Qui remettrait aujourd’hui en cause l’existence des familles recomposées en raison du brouillage des relations qu’elles suscitent ? Certes, chaque enfant concerné dispose de parents et de beaux-parents, et se perd parfois dans le nombre de ses grands-parents. Faudrait-il pour autant, simplement parce que l’organisation des fêtes de famille est d’une complexité inouïe, en revenir au modèle unique et bien ordonné de la famille nucléaire ? Dans le même ordre d’idées, qui, dans sa vie professionnelle, n’a pas subi les difficultés d’une organisation qui voit chacun participer à de multiples projets, sans toujours comprendre la cohérence qui les régit ? Devrait-on pour autant revenir à la simplicité de l’organigramme en râteau ?

C’est pourtant ce que suggère le nouveau premier ministre à propos de l’action publique locale en annonçant un « grand acte de décentralisation », fondé sur la clarification des compétences entre collectivités locales et la fin des financements croisés entre elles. Il vient ainsi confirmer le diagnostic du président de la République qui affirmait, lors du Congrès des maires, en novembre 2023, que cette complexité inhérente à l’organisation des sociétés contemporaines revenait à fonctionner « cul par-dessus tête » et exigerait donc une remise en ordre vers un jardin à la française.

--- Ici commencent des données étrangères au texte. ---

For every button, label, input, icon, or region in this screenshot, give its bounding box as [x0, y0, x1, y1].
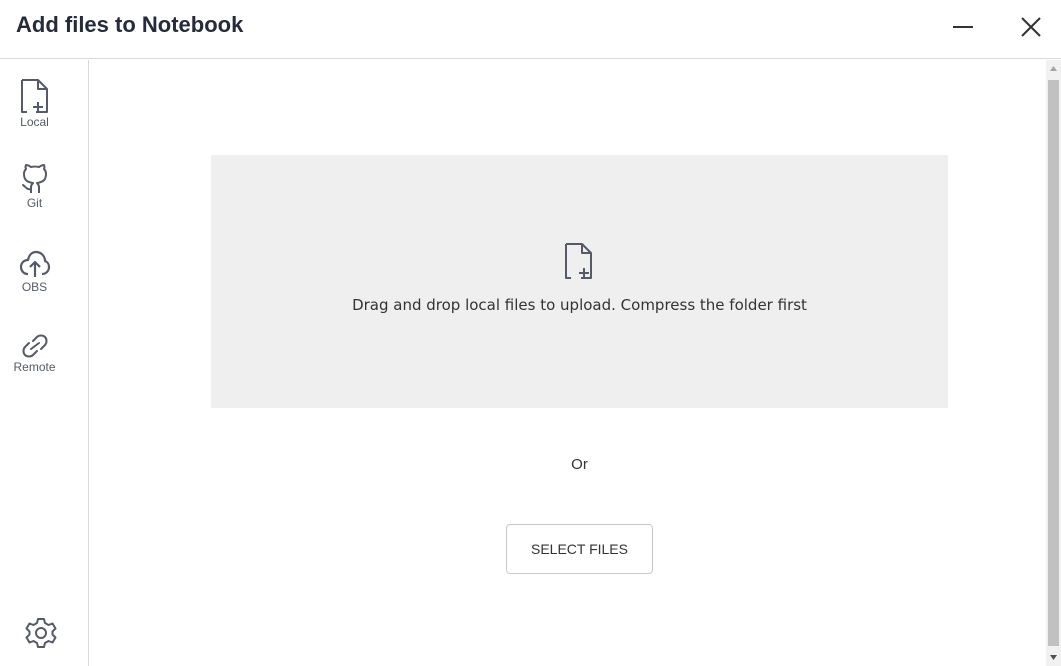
- sidebar-item-label: Git: [26, 196, 43, 210]
- close-icon: [1021, 17, 1041, 37]
- file-add-icon: [20, 79, 48, 113]
- arrow-up-icon: [1050, 66, 1057, 71]
- file-dropzone[interactable]: Drag and drop local files to upload. Com…: [211, 155, 948, 408]
- sidebar-item-obs[interactable]: OBS: [0, 247, 79, 294]
- scrollbar-thumb[interactable]: [1048, 80, 1059, 646]
- close-button[interactable]: [1014, 10, 1048, 44]
- sidebar: Local Git OBS Remote: [0, 60, 89, 666]
- arrow-down-icon: [1050, 655, 1057, 660]
- dialog-header: Add files to Notebook: [0, 0, 1061, 59]
- link-icon: [22, 334, 47, 358]
- file-add-icon: [565, 243, 592, 279]
- sidebar-item-label: OBS: [21, 280, 48, 294]
- vertical-scrollbar[interactable]: [1046, 60, 1061, 666]
- select-files-button[interactable]: SELECT FILES: [506, 524, 653, 574]
- cloud-upload-icon: [19, 250, 50, 277]
- scroll-up-button[interactable]: [1046, 60, 1061, 77]
- sidebar-item-label: Local: [20, 115, 49, 129]
- sidebar-item-git[interactable]: Git: [0, 163, 79, 210]
- dropzone-text: Drag and drop local files to upload. Com…: [352, 296, 807, 314]
- sidebar-item-label: Remote: [13, 360, 56, 374]
- minimize-icon: [953, 26, 973, 28]
- scroll-down-button[interactable]: [1046, 649, 1061, 666]
- settings-button[interactable]: [24, 616, 58, 650]
- gear-icon: [25, 618, 57, 648]
- sidebar-item-local[interactable]: Local: [0, 78, 79, 129]
- add-files-dialog: Add files to Notebook Local Git OBS Remo…: [0, 0, 1061, 666]
- sidebar-item-remote[interactable]: Remote: [0, 333, 79, 374]
- minimize-button[interactable]: [946, 10, 980, 44]
- github-icon: [21, 164, 47, 193]
- dialog-title: Add files to Notebook: [16, 12, 244, 37]
- or-separator: Or: [571, 456, 588, 473]
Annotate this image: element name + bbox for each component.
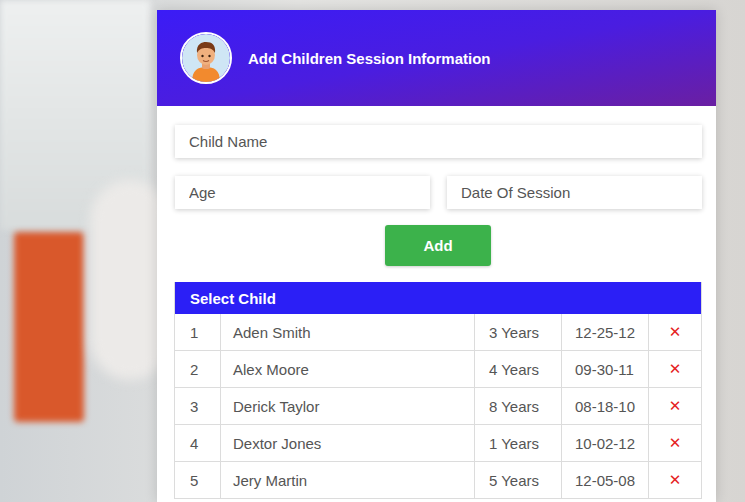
name-cell: Aden Smith: [220, 314, 475, 350]
card-body: Add Select Child1Aden Smith3 Years12-25-1…: [157, 106, 716, 499]
orange-bin: [14, 232, 84, 422]
screen: Add Children Session Information Add Selec…: [0, 0, 745, 502]
table-row[interactable]: 4Dextor Jones1 Years10-02-12✕: [175, 425, 701, 462]
remove-icon[interactable]: ✕: [649, 314, 701, 350]
age-cell: 1 Years: [475, 425, 562, 461]
table-row[interactable]: 5Jery Martin5 Years12-05-08✕: [175, 462, 701, 499]
card-header: Add Children Session Information: [157, 10, 716, 106]
name-cell: Jery Martin: [220, 462, 475, 498]
child-avatar-icon: [180, 32, 232, 84]
remove-icon[interactable]: ✕: [649, 425, 701, 461]
age-cell: 4 Years: [475, 351, 562, 387]
index-cell: 4: [175, 425, 220, 461]
remove-icon[interactable]: ✕: [649, 388, 701, 424]
age-cell: 5 Years: [475, 462, 562, 498]
remove-icon[interactable]: ✕: [649, 462, 701, 498]
form-fields: [174, 125, 702, 209]
text-field[interactable]: [175, 176, 430, 209]
session-card: Add Children Session Information Add Selec…: [157, 10, 716, 502]
table-row[interactable]: 1Aden Smith3 Years12-25-12✕: [175, 314, 701, 351]
name-cell: Alex Moore: [220, 351, 475, 387]
date-cell: 09-30-11: [562, 351, 649, 387]
add-button[interactable]: Add: [385, 225, 491, 266]
remove-icon[interactable]: ✕: [649, 351, 701, 387]
age-cell: 8 Years: [475, 388, 562, 424]
date-cell: 08-18-10: [562, 388, 649, 424]
index-cell: 3: [175, 388, 220, 424]
index-cell: 1: [175, 314, 220, 350]
text-field[interactable]: [175, 125, 702, 158]
date-cell: 12-25-12: [562, 314, 649, 350]
table-row[interactable]: 2Alex Moore4 Years09-30-11✕: [175, 351, 701, 388]
date-cell: 10-02-12: [562, 425, 649, 461]
name-cell: Derick Taylor: [220, 388, 475, 424]
table-header: Select Child: [175, 282, 701, 314]
date-cell: 12-05-08: [562, 462, 649, 498]
table-row[interactable]: 3Derick Taylor8 Years08-18-10✕: [175, 388, 701, 425]
index-cell: 2: [175, 351, 220, 387]
children-table: Select Child1Aden Smith3 Years12-25-12✕2…: [174, 282, 702, 499]
card-title: Add Children Session Information: [248, 50, 491, 67]
text-field[interactable]: [447, 176, 702, 209]
name-cell: Dextor Jones: [220, 425, 475, 461]
index-cell: 5: [175, 462, 220, 498]
age-cell: 3 Years: [475, 314, 562, 350]
button-row: Add: [174, 225, 702, 266]
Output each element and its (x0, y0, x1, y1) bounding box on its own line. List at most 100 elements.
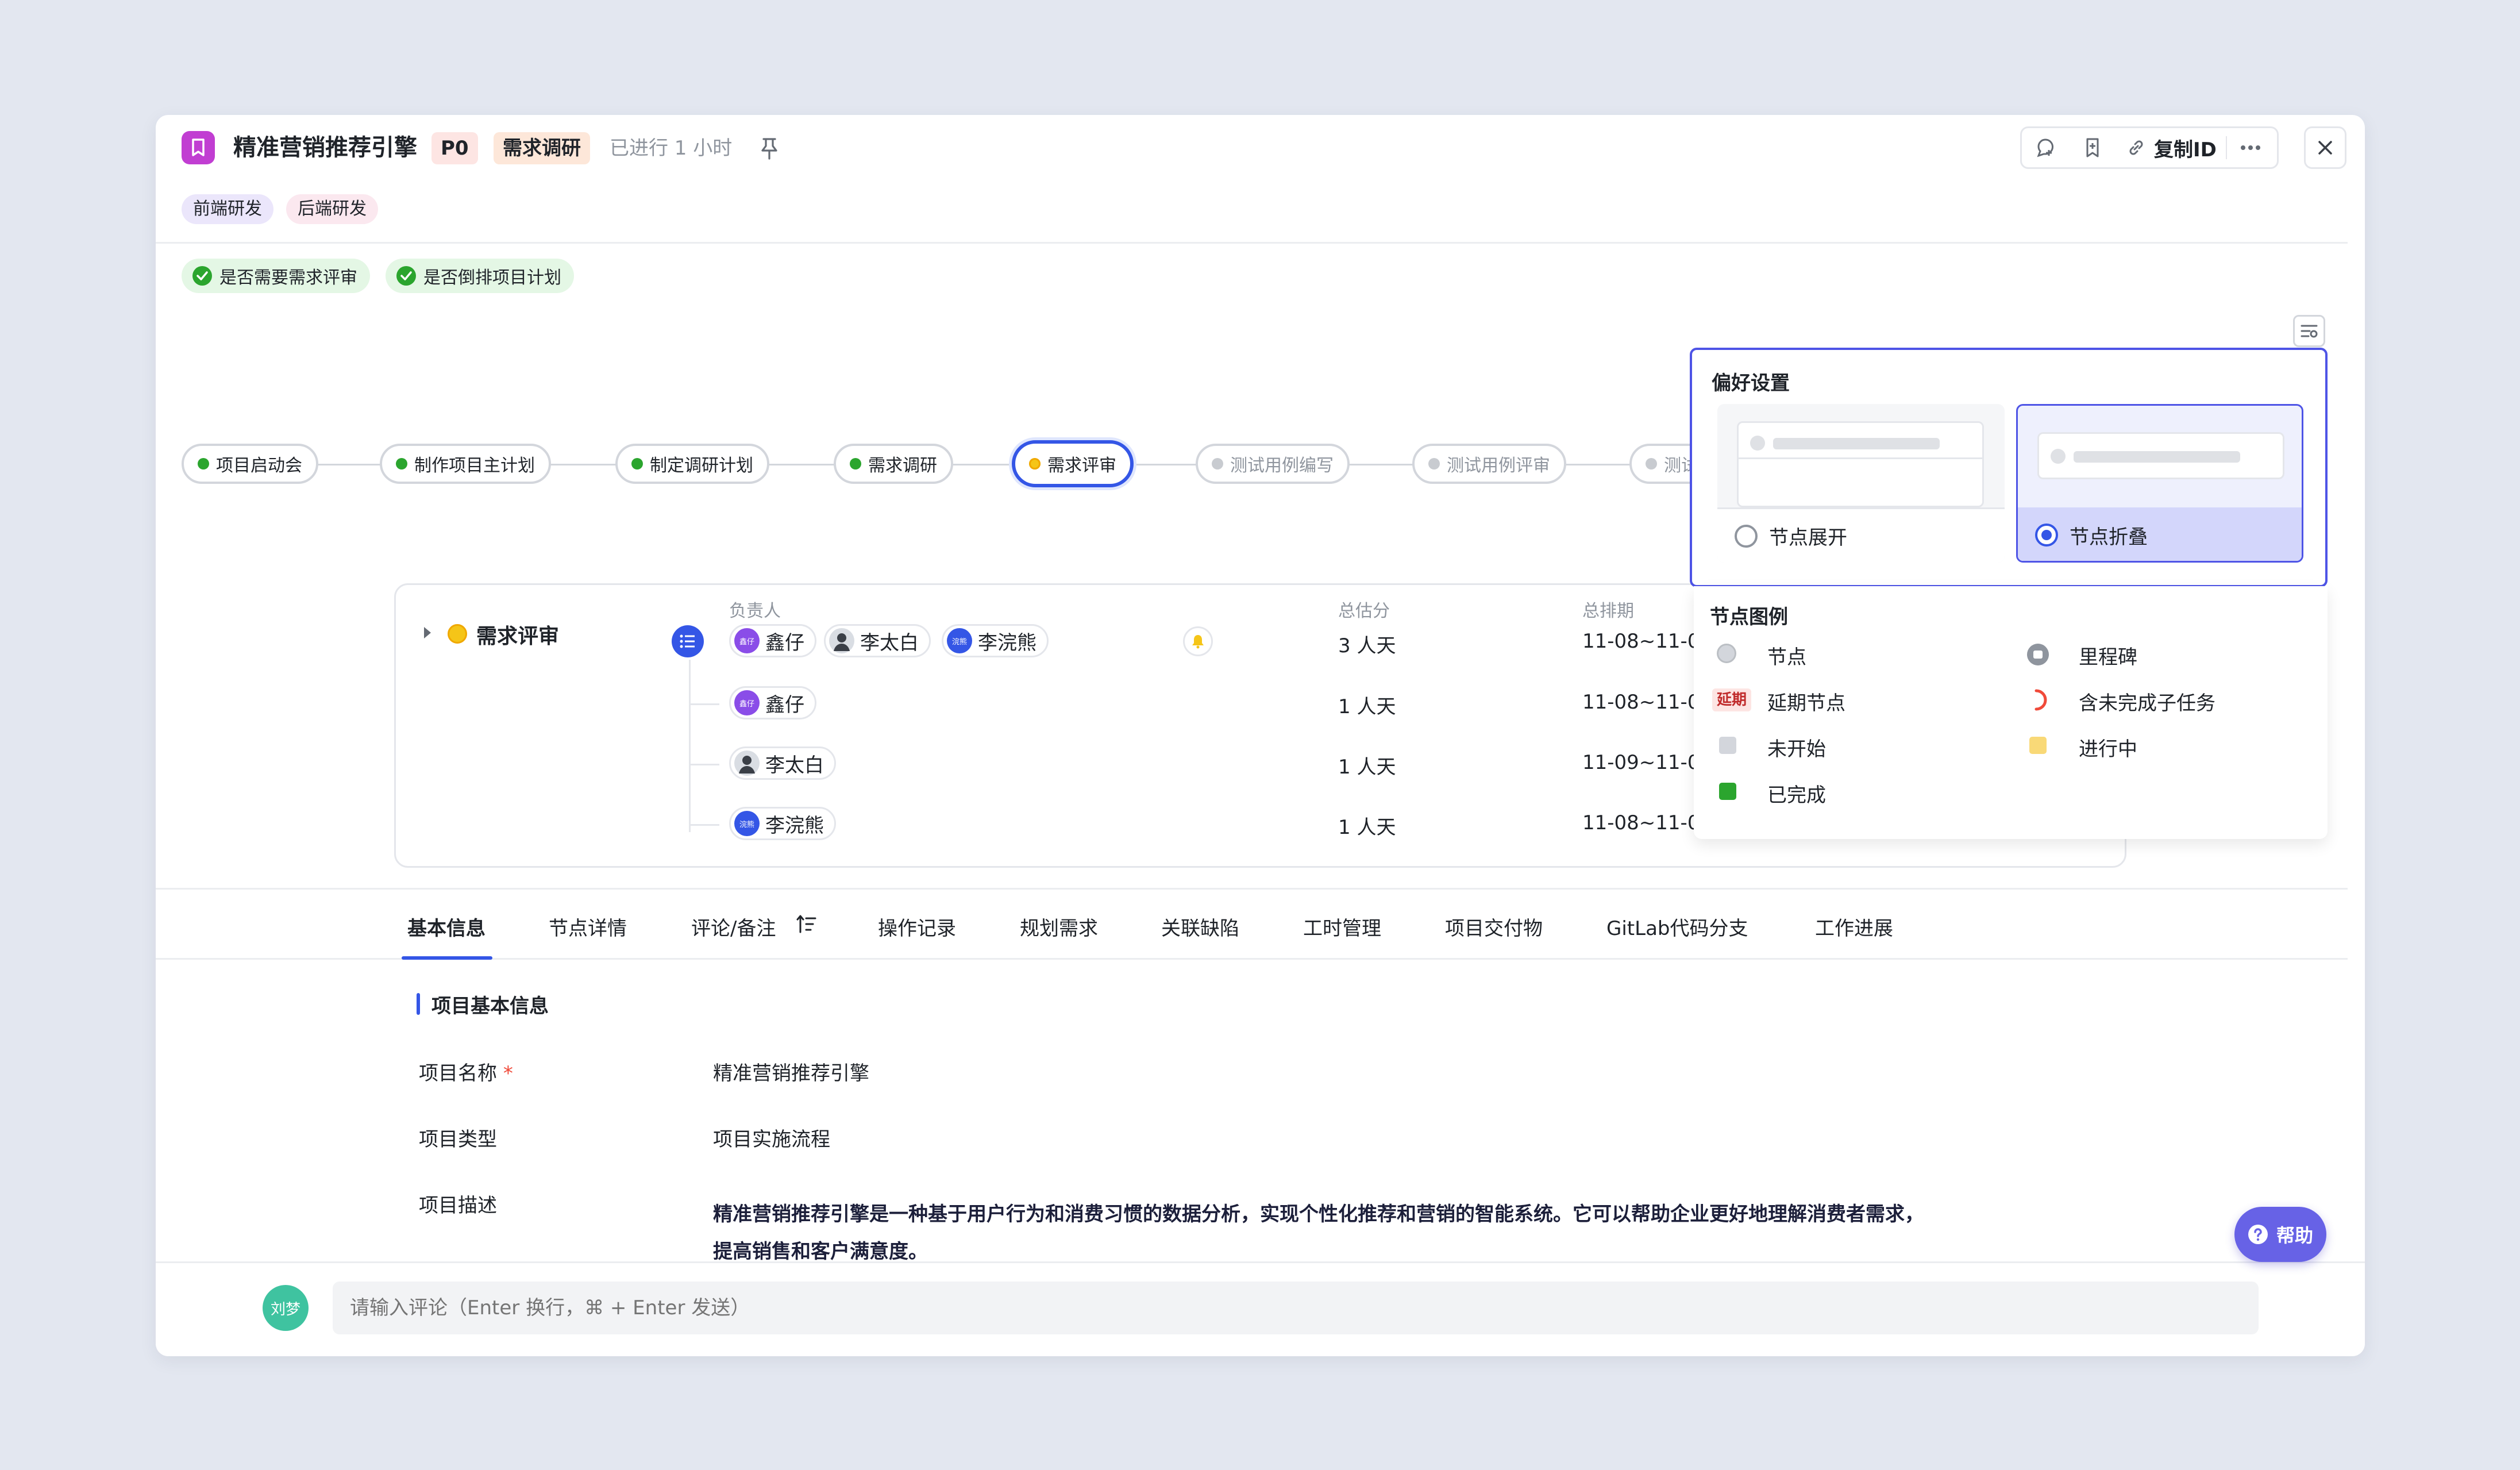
tab-planned-requirements[interactable]: 规划需求 (1020, 913, 1098, 941)
col-schedule: 总排期 (1582, 601, 1634, 621)
sort-icon[interactable] (796, 914, 818, 937)
done-swatch (1719, 783, 1736, 800)
flow-node-label: 需求评审 (1047, 456, 1116, 476)
flow-node-requirement-review[interactable]: 需求评审 (1012, 440, 1134, 487)
legend-incomplete-label: 含未完成子任务 (2079, 692, 2215, 715)
flow-node-kickoff[interactable]: 项目启动会 (182, 444, 318, 484)
elapsed-time: 已进行 1 小时 (610, 137, 733, 160)
owner-chip-xinzai[interactable]: 鑫仔 鑫仔 (729, 686, 816, 719)
priority-tag[interactable]: P0 (431, 132, 478, 164)
avatar: 鑫仔 (734, 690, 760, 715)
owner-name: 李浣熊 (978, 631, 1036, 655)
name-value[interactable]: 精准营销推荐引擎 (713, 1057, 869, 1086)
desc-line-2[interactable]: 提高销售和客户满意度。 (713, 1236, 928, 1264)
owner-chip-litaibai[interactable]: 李太白 (824, 624, 931, 657)
tab-node-details[interactable]: 节点详情 (549, 913, 627, 941)
owner-name: 李太白 (765, 753, 824, 777)
header-divider (156, 242, 2348, 244)
stage-tag[interactable]: 需求调研 (494, 132, 590, 164)
more-icon[interactable] (2227, 128, 2274, 167)
comment-input[interactable] (333, 1282, 2259, 1334)
radio-expand[interactable] (1735, 524, 1758, 548)
check-label: 是否倒排项目计划 (423, 268, 561, 288)
collapse-label: 节点折叠 (2070, 525, 2148, 549)
schedule: 11-08~11-08 (1582, 811, 1713, 834)
flow-node-test-case-review[interactable]: 测试用例评审 (1412, 444, 1566, 484)
preference-popover: 偏好设置 节点展开 节点折叠 (1690, 348, 2328, 587)
tab-basic-info[interactable]: 基本信息 (407, 913, 485, 941)
preference-title: 偏好设置 (1712, 372, 1790, 395)
estimate: 1 人天 (1338, 695, 1396, 718)
check-requirement-review[interactable]: 是否需要需求评审 (182, 259, 370, 293)
project-detail-panel: 精准营销推荐引擎 P0 需求调研 已进行 1 小时 复制ID 前端研发 后端研发… (156, 115, 2365, 1356)
check-circle-icon (396, 266, 416, 286)
tab-related-defects[interactable]: 关联缺陷 (1161, 913, 1239, 941)
legend-node-icon (1717, 644, 1736, 663)
option-collapse[interactable]: 节点折叠 (2016, 404, 2303, 563)
help-label: 帮助 (2276, 1225, 2313, 1246)
expand-caret-icon[interactable] (422, 625, 433, 642)
legend-title: 节点图例 (1710, 606, 1788, 629)
status-dot (448, 624, 467, 644)
active-tab-indicator (402, 956, 492, 960)
owner-chip-litaibai[interactable]: 李太白 (729, 746, 836, 780)
type-value[interactable]: 项目实施流程 (713, 1123, 830, 1152)
flow-node-test-case-writing[interactable]: 测试用例编写 (1196, 444, 1350, 484)
bookmark-add-icon[interactable] (2069, 128, 2116, 167)
flow-node-master-plan[interactable]: 制作项目主计划 (380, 444, 551, 484)
help-icon (2248, 1225, 2268, 1244)
tree-branch (691, 824, 719, 826)
milestone-icon (2027, 644, 2049, 665)
flow-node-label: 制作项目主计划 (414, 456, 535, 476)
task-list-icon[interactable] (672, 625, 704, 657)
option-expand[interactable]: 节点展开 (1717, 404, 2005, 563)
check-circle-icon (192, 266, 212, 286)
owner-name: 鑫仔 (765, 631, 804, 655)
copy-id-button[interactable]: 复制ID (2116, 128, 2226, 167)
schedule: 11-08~11-08 (1582, 691, 1713, 714)
tag-frontend[interactable]: 前端研发 (182, 194, 273, 224)
incomplete-subtask-icon (2028, 688, 2048, 714)
user-avatar: 刘梦 (263, 1285, 309, 1331)
owner-chip-lihuanxiong[interactable]: 浣熊 李浣熊 (729, 807, 836, 840)
tab-gitlab-branches[interactable]: GitLab代码分支 (1606, 913, 1748, 941)
tag-backend[interactable]: 后端研发 (286, 194, 378, 224)
in-progress-swatch (2029, 737, 2047, 754)
owner-chip-xinzai[interactable]: 鑫仔 鑫仔 (729, 624, 816, 657)
section-accent-bar (417, 993, 420, 1015)
bell-icon[interactable] (1183, 626, 1213, 656)
tab-work-progress[interactable]: 工作进展 (1815, 913, 1893, 941)
close-button[interactable] (2304, 126, 2346, 169)
preview-expanded (1737, 421, 1984, 507)
legend-in-progress-label: 进行中 (2079, 738, 2137, 761)
tab-deliverables[interactable]: 项目交付物 (1445, 913, 1543, 941)
legend-not-started-label: 未开始 (1767, 738, 1826, 761)
tab-operation-log[interactable]: 操作记录 (878, 913, 956, 941)
check-reverse-plan[interactable]: 是否倒排项目计划 (386, 259, 574, 293)
close-icon (2318, 141, 2332, 155)
flow-node-research-plan[interactable]: 制定调研计划 (615, 444, 769, 484)
tab-work-hours[interactable]: 工时管理 (1303, 913, 1381, 941)
node-legend: 节点图例 节点 里程碑 延期 延期节点 含未完成子任务 未开始 进行中 已完成 (1694, 586, 2328, 839)
flow-node-label: 测试用例编写 (1230, 456, 1334, 476)
flow-node-requirement-research[interactable]: 需求调研 (834, 444, 953, 484)
help-button[interactable]: 帮助 (2234, 1207, 2326, 1262)
follow-icon[interactable] (2022, 128, 2069, 167)
desc-line-1[interactable]: 精准营销推荐引擎是一种基于用户行为和消费习惯的数据分析，实现个性化推荐和营销的智… (713, 1198, 1924, 1226)
preference-settings-icon[interactable] (2293, 315, 2325, 347)
tab-comments[interactable]: 评论/备注 (691, 913, 776, 941)
estimate-main: 3 人天 (1338, 634, 1396, 657)
expand-label: 节点展开 (1769, 526, 1847, 549)
tree-line (689, 660, 691, 832)
tree-branch (691, 764, 719, 765)
copy-id-label: 复制ID (2154, 138, 2217, 161)
desc-label: 项目描述 (419, 1194, 497, 1217)
pin-icon[interactable] (758, 136, 781, 163)
schedule: 11-09~11-09 (1582, 751, 1713, 774)
owner-chip-lihuanxiong[interactable]: 浣熊 李浣熊 (942, 624, 1049, 657)
bookmark-icon (182, 131, 215, 164)
radio-collapse[interactable] (2035, 524, 2058, 547)
not-started-swatch (1719, 737, 1736, 754)
owner-name: 李浣熊 (765, 814, 824, 837)
col-owner: 负责人 (729, 601, 781, 621)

Cette intention de réformer à rebours des évolutions de la société n’a qu’une justification : donner aux contribuables un gage simple et lisible de réduction de la dépense publique. Mais à quel prix ? D’abord celui d’une illusion. Dès le premier acte de la décentralisation, en 1982, avec les lois Defferre, cette politique a mis en avant le principe de « taylorisme territorial » : à chaque échelon, l’attribution d’un bloc de compétences spécialisées. En vain, car la réalité contraint chaque institution territoriale à faire un peu de tout. L’explication ne tient pas seulement aux rivalités de pouvoir. Ce ne sont pas tant les financements qui sont croisés que les enjeux à traiter.